From:drew.fossum@enron.com
To:bill.cordes@enron.com, steven.harris@enron.com
Subject:Pueblo
Cc:kevin.hyatt@enron.com
Bcc:kevin.hyatt@enron.com
Date:Thu, 18 May 2000 04:32:00 -0700 (PDT)

I got a call from Tino Monaldo today passing on the results of Dennis
Langley's meeting with DOE in Albuquerque. DOE indicated that their current
PNM rate is "5.3 cents, exclusive of the demand charge." Tino's consultant
claims that factoring in the demand charge yields an effective rate of
approximately 7 cents/KWh. Assuming we need to come in at 10% less than the
current rate, our bogey is 6.3 cents/KWh. This is at the high end of the
range we hoped they'd be in.

Additionally, DOE indicated that they need "redundancy" and don't want to
rely on PNM for back up power. They want a multiple turbine facility--i.e.,
more smaller turbines instead of fewer large turbines. The new pipeline will
need to be split connected to El Paso and TW in order to access diverse
supplies and guard against supply failure. They have not asked for fuel oil
backup.

I know this is starting to look like the project that won't go away, but the
power price number looks very promising to me.
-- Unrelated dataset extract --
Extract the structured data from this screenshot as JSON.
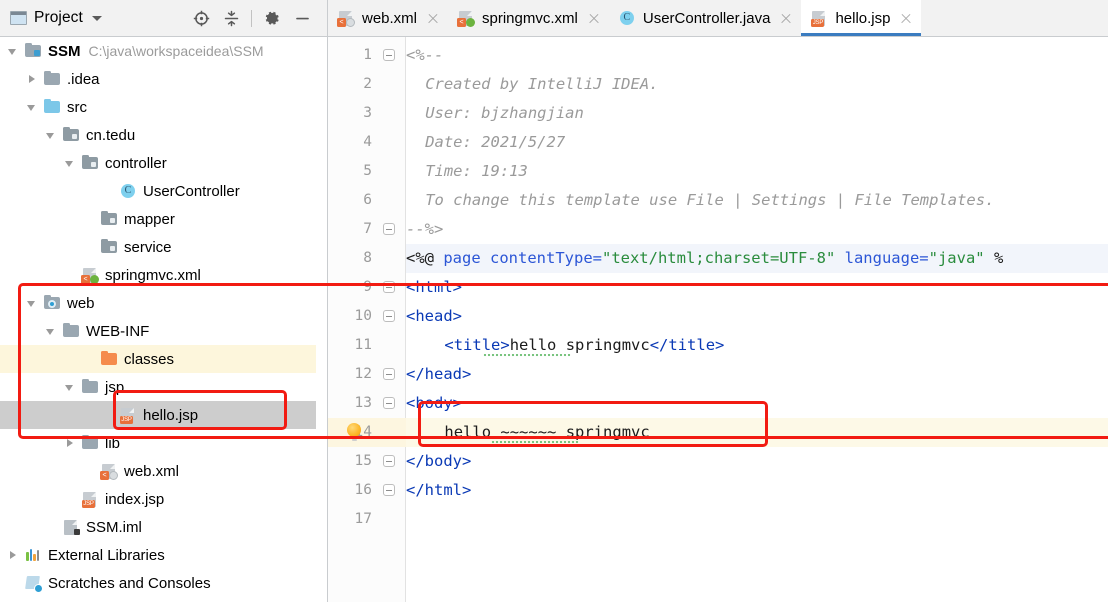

I think its worth scrubbing
down the model we've used to replace the generic capital cost and O&M
assumptions with more specific assumptions related to the specific turbine
configuration we'd be using.

If this price is really as favorable as I think, can we make another run at
the ENA people and Federal Solutions guys to see if they have any interest?